3. Be honest and sincere
As you begin writing your vows, it's important that they convey your love for your fiancé, while also reflecting who you are and your personal voice. "Speak from the heart," says Rolfson. "Your fiancé fell in love with you, so make sure the vows reflect your true self."
4. Don't share intimate details
Not every inside joke or crazy story, no matter how much it says about your relationship, should make it into your vows. "Some stories or jokes between couples could be interpreted as inappropriate or make wedding guests feel uncomfortable," Rolfson explains. "Many times, word selection changes can save wedding vows from being misconstrued." Remember: When it doubt, leave it out.
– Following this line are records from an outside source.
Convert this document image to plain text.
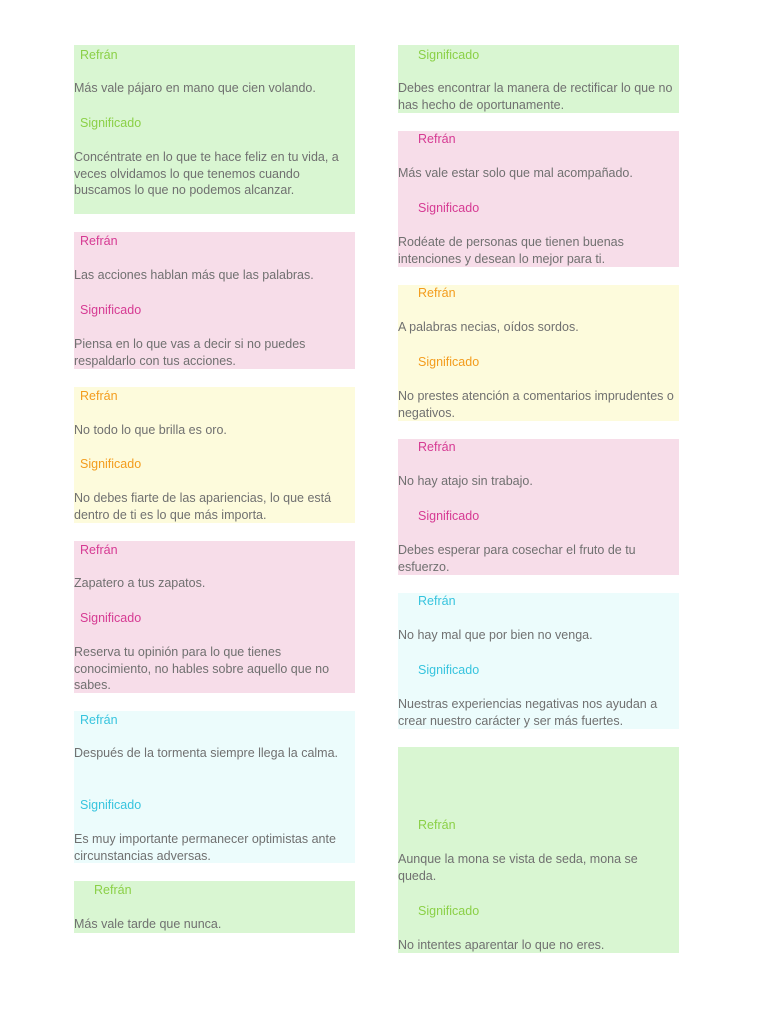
Refrán
Más vale pájaro en mano que cien volando.
Significado
Concéntrate en lo que te hace feliz en tu vida, a veces olvidamos lo que tenemos cuando buscamos lo que no podemos alcanzar.
Refrán
Las acciones hablan más que las palabras.
Significado
Piensa en lo que vas a decir si no puedes respaldarlo con tus acciones.
Refrán
No todo lo que brilla es oro.
Significado
No debes fiarte de las apariencias, lo que está dentro de ti es lo que más importa.
Refrán
Zapatero a tus zapatos.
Significado
Reserva tu opinión para lo que tienes conocimiento, no hables sobre aquello que no sabes.
Refrán
Después de la tormenta siempre llega la calma.
Significado
Es muy importante permanecer optimistas ante circunstancias adversas.
Refrán
Más vale tarde que nunca.
Significado
Debes encontrar la manera de rectificar lo que no has hecho de oportunamente.
Refrán
Más vale estar solo que mal acompañado.
Significado
Rodéate de personas que tienen buenas intenciones y desean lo mejor para ti.
Refrán
A palabras necias, oídos sordos.
Significado
No prestes atención a comentarios imprudentes o negativos.
Refrán
No hay atajo sin trabajo.
Significado
Debes esperar para cosechar el fruto de tu esfuerzo.
Refrán
No hay mal que por bien no venga.
Significado
Nuestras experiencias negativas nos ayudan a crear nuestro carácter y ser más fuertes.
Refrán
Aunque la mona se vista de seda, mona se queda.
Significado
No intentes aparentar lo que no eres.
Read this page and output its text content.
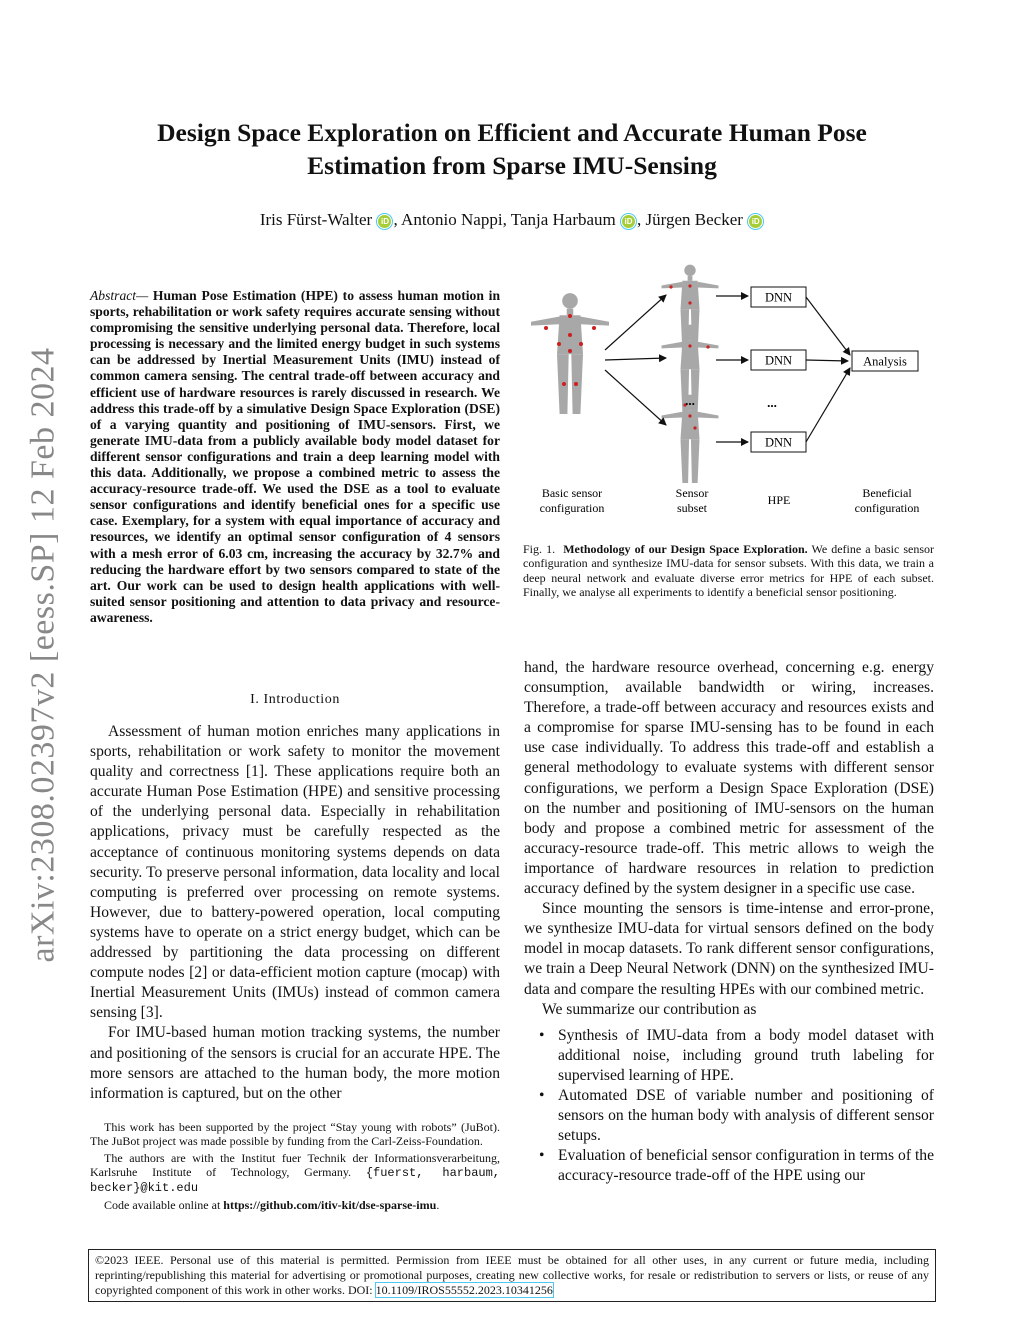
arXiv:2308.02397v2 [eess.SP] 12 Feb 2024
Design Space Exploration on Efficient and Accurate Human Pose
Estimation from Sparse IMU-Sensing
Iris Fürst-Walter iD , Antonio Nappi, Tanja Harbaum iD , Jürgen Becker iD
Abstract— Human Pose Estimation (HPE) to assess human motion in sports, rehabilitation or work safety requires accurate sensing without compromising the sensitive underlying personal data. Therefore, local processing is necessary and the limited energy budget in such systems can be addressed by Inertial Measurement Units (IMU) instead of common camera sensing. The central trade-off between accuracy and efficient use of hardware resources is rarely discussed in research. We address this trade-off by a simulative Design Space Exploration (DSE) of a varying quantity and positioning of IMU-sensors. First, we generate IMU-data from a publicly available body model dataset for different sensor configurations and train a deep learning model with this data. Additionally, we propose a combined metric to assess the accuracy-resource trade-off. We used the DSE as a tool to evaluate sensor configurations and identify beneficial ones for a specific use case. Exemplary, for a system with equal importance of accuracy and resources, we identify an optimal sensor configuration of 4 sensors with a mesh error of 6.03 cm, increasing the accuracy by 32.7% and reducing the hardware effort by two sensors compared to state of the art. Our work can be used to design health applications with well-suited sensor positioning and attention to data privacy and resource-awareness.
I. Introduction

Assessment of human motion enriches many applications in sports, rehabilitation or work safety to monitor the movement quality and correctness [1]. These applications require both an accurate Human Pose Estimation (HPE) and sensitive processing of the underlying personal data. Especially in rehabilitation applications, privacy must be carefully respected as the acceptance of continuous monitoring systems depends on data security. To preserve personal information, data locality and local computing is preferred over processing on remote systems. However, due to battery-powered operation, local computing systems have to operate on a strict energy budget, which can be addressed by partitioning the data processing on different compute nodes [2] or data-efficient motion capture (mocap) with Inertial Measurement Units (IMUs) instead of common camera sensing [3].

For IMU-based human motion tracking systems, the number and positioning of the sensors is crucial for an accurate HPE. The more sensors are attached to the human body, the more motion information is captured, but on the other

This work has been supported by the project “Stay young with robots” (JuBot). The JuBot project was made possible by funding from the Carl-Zeiss-Foundation.

The authors are with the Institut fuer Technik der Informationsverarbeitung, Karlsruhe Institute of Technology, Germany. {fuerst, harbaum, becker}@kit.edu

Code available online at https://github.com/itiv-kit/dse-sparse-imu.

DNN
DNN
DNN
...	...
Analysis
Basic sensor
configuration
Sensor
subset
HPE	Beneficial
configuration
Fig. 1. Methodology of our Design Space Exploration. We define a basic sensor configuration and synthesize IMU-data for sensor subsets. With this data, we train a deep neural network and evaluate diverse error metrics for HPE of each subset. Finally, we analyse all experiments to identify a beneficial sensor positioning.

hand, the hardware resource overhead, concerning e.g. energy consumption, available bandwidth or wiring, increases. Therefore, a trade-off between accuracy and resources exists and a compromise for sparse IMU-sensing has to be found in each use case individually. To address this trade-off and establish a general methodology to evaluate systems with different sensor configurations, we perform a Design Space Exploration (DSE) on the number and positioning of IMU-sensors on the human body and propose a combined metric for assessment of the accuracy-resource trade-off. This metric allows to weigh the importance of hardware resources in relation to prediction accuracy defined by the system designer in a specific use case.

Since mounting the sensors is time-intense and error-prone, we synthesize IMU-data for virtual sensors defined on the body model in mocap datasets. To rank different sensor configurations, we train a Deep Neural Network (DNN) on the synthesized IMU-data and compare the resulting HPEs with our combined metric.

We summarize our contribution as

• Synthesis of IMU-data from a body model dataset with additional noise, including ground truth labeling for supervised learning of HPE.
• Automated DSE of variable number and positioning of sensors on the human body with analysis of different sensor setups.
• Evaluation of beneficial sensor configuration in terms of the accuracy-resource trade-off of the HPE using our
©2023 IEEE. Personal use of this material is permitted. Permission from IEEE must be obtained for all other uses, in any current or future media, including reprinting/republishing this material for advertising or promotional purposes, creating new collective works, for resale or redistribution to servers or lists, or reuse of any copyrighted component of this work in other works. DOI: 10.1109/IROS55552.2023.10341256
5. Keep things light and positive
This is a toast not a roast, notes Rolfson. "Wedding vows toast the beginning of your new life together and should acknowledge the sacred nature of your commitment," she explains. "Further, wedding vows should not include sad memories or stories of fighting or anger." Instead, focus on the positive and the joys of being a couple. This will ensure you create memorable vows that reflect where you are now. Even if some sad memories helped you get where you are, Rolfson advises leaving those details out. "Don't risk your fiancé or wedding guests feeling uncomfortable or embarrassed."
6. Keep your vows short and sweet
Although there are likely endless reasons you love your fiancé and many stories about your life together that your want to share, keep your vows short. Rolfson notes that vows shouldn't exceed a few simple paragraphs. Otherwise, they won't be as impactful. "For many couples, it's helpful to agree on a specific word count for wedding vows," she says, and recommends 175 to 250 words. "Since people speak at different speeds, especially when they're nervous or excited, word count is an easier way to keep vows "short and sweet" rather than setting a time limit."
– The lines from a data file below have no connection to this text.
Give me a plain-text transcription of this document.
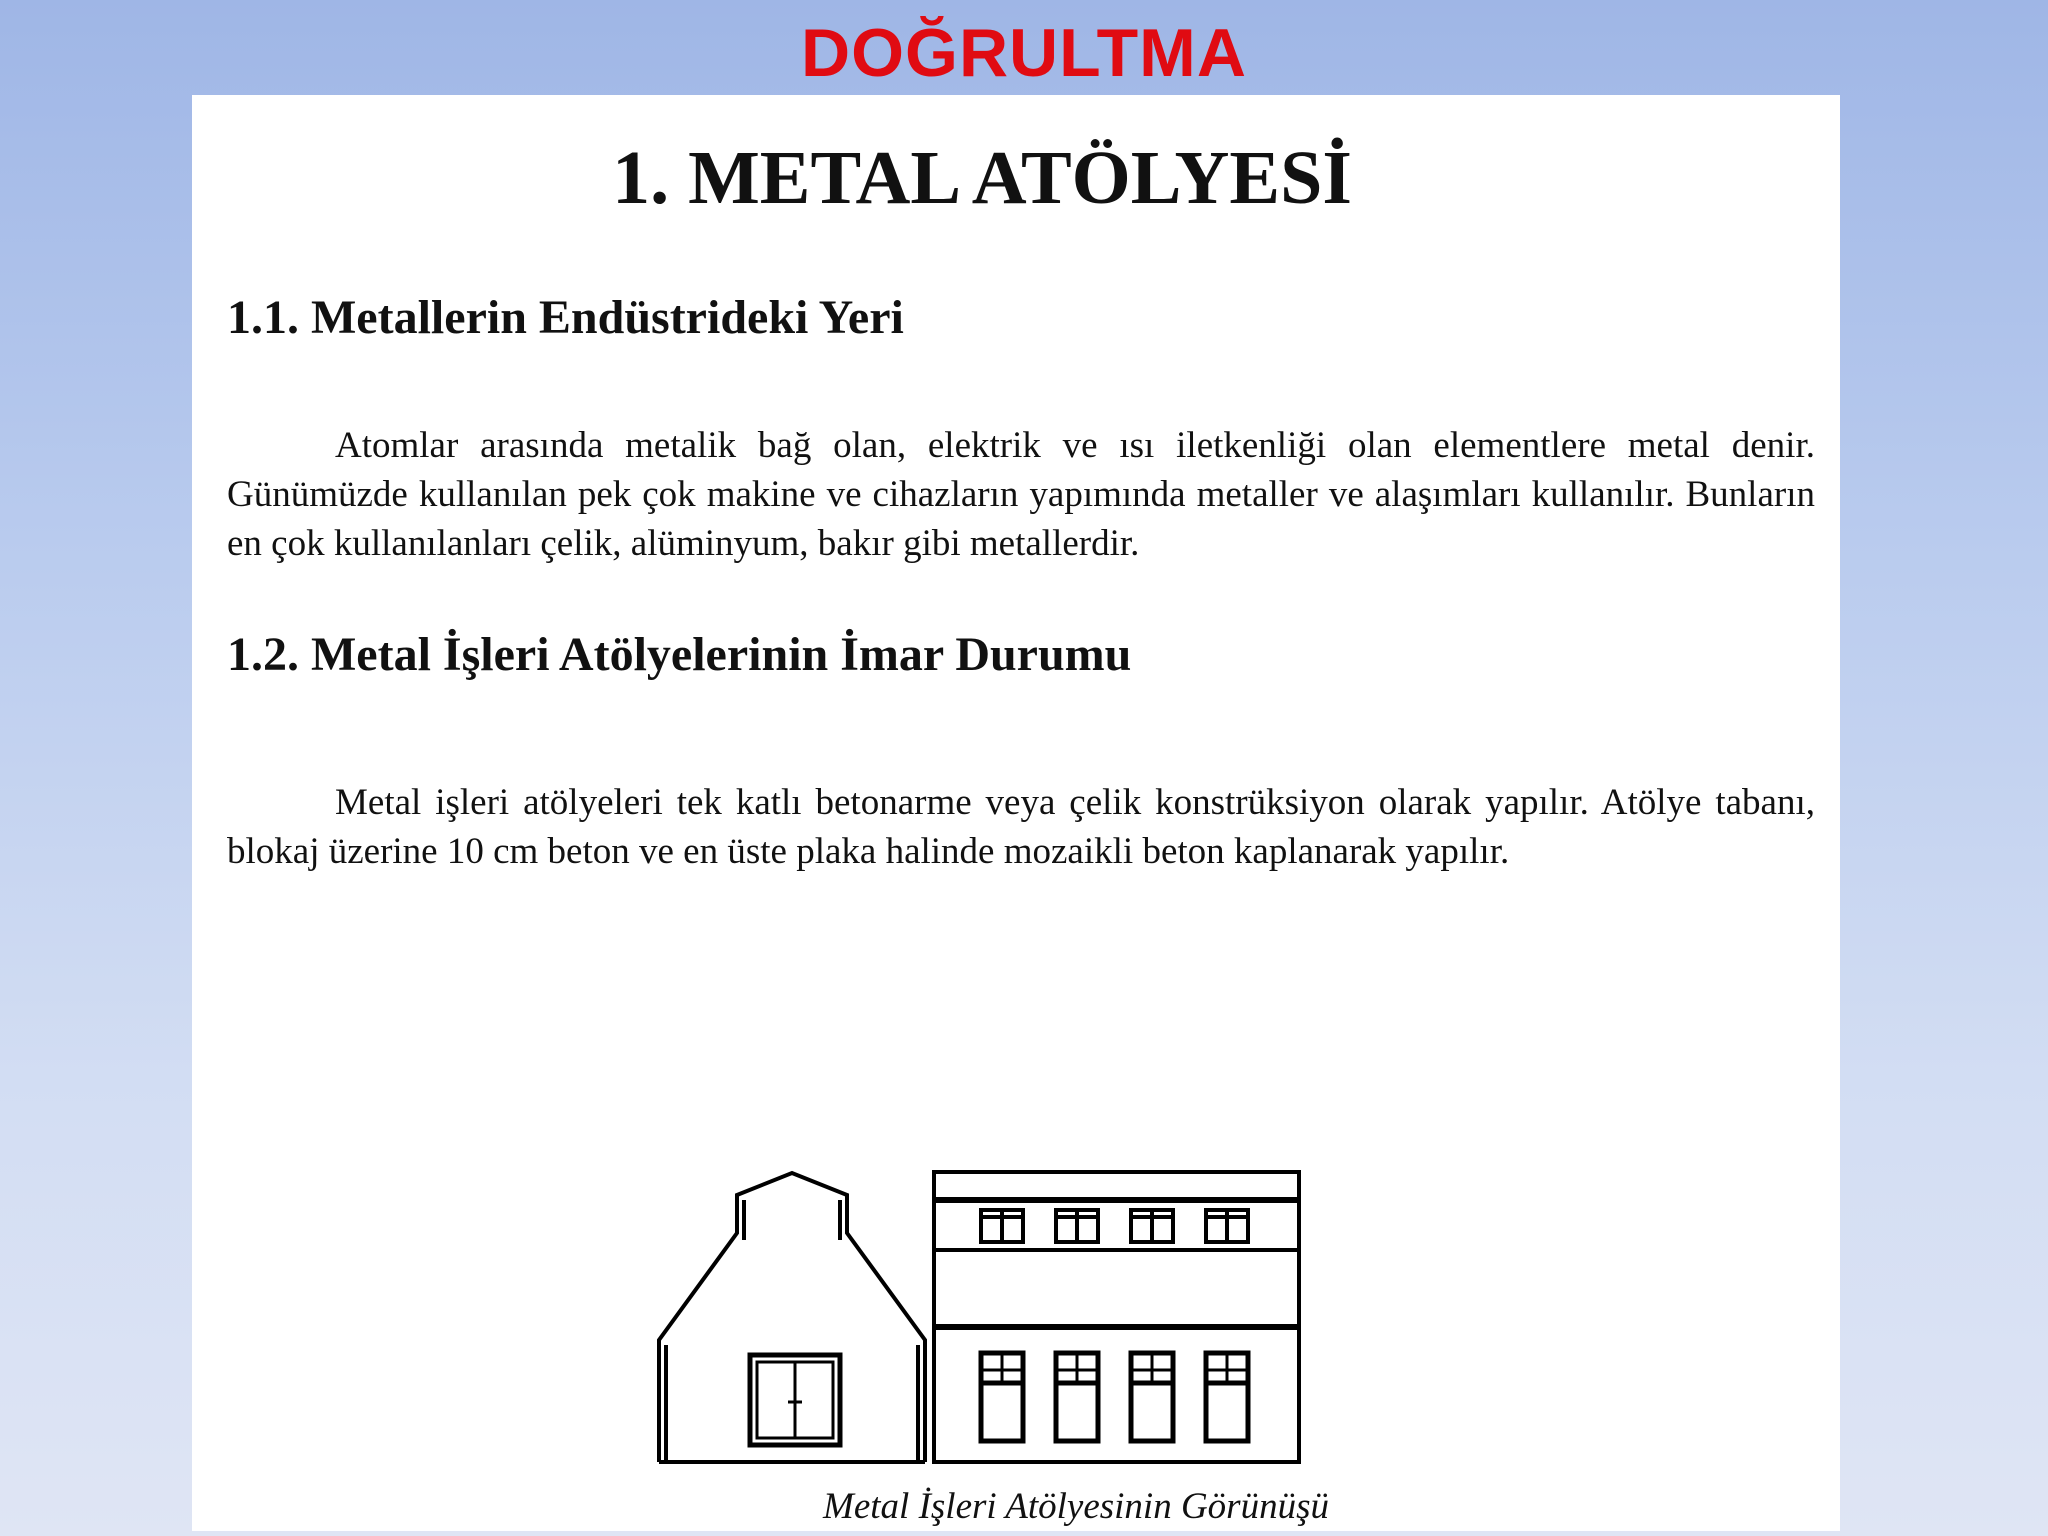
DOĞRULTMA
1. METAL ATÖLYESİ
1.1. Metallerin Endüstrideki Yeri

Atomlar arasında metalik bağ olan, elektrik ve ısı iletkenliği olan elementlere metal denir. Günümüzde kullanılan pek çok makine ve cihazların yapımında metaller ve alaşımları kullanılır. Bunların en çok kullanılanları çelik, alüminyum, bakır gibi metallerdir.

1.2. Metal İşleri Atölyelerinin İmar Durumu

Metal işleri atölyeleri tek katlı betonarme veya çelik konstrüksiyon olarak yapılır. Atölye tabanı, blokaj üzerine 10 cm beton ve en üste plaka halinde mozaikli beton kaplanarak yapılır.

Metal İşleri Atölyesinin Görünüşü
7. Make sure to practice ahead of time
Take any potential stress out of writing your own vows by ensuring the whole process – from writing to rehearsing – isn't rushed. "Allow time for proper planning and practice, and give yourself enough time to develop, organize and rehearse your vows," says Rolfson. With ample time, you won't feel the added pressure that comes with procrastinating. It's a good idea to devise a schedule and set some goals (i.e. rough draft written by X date) to keep you on track.
8. Create cheat sheets for the ceremony
Even if you know your vows by heart, you don't want to risk drawing a momentary blank during the ceremony. To avoid a slipup, Rolfson advises preparing note cards. "Have a copy of your vows available should you lose your place, and give an extra sheet to your maid of honor or best man for safe keeping," she says.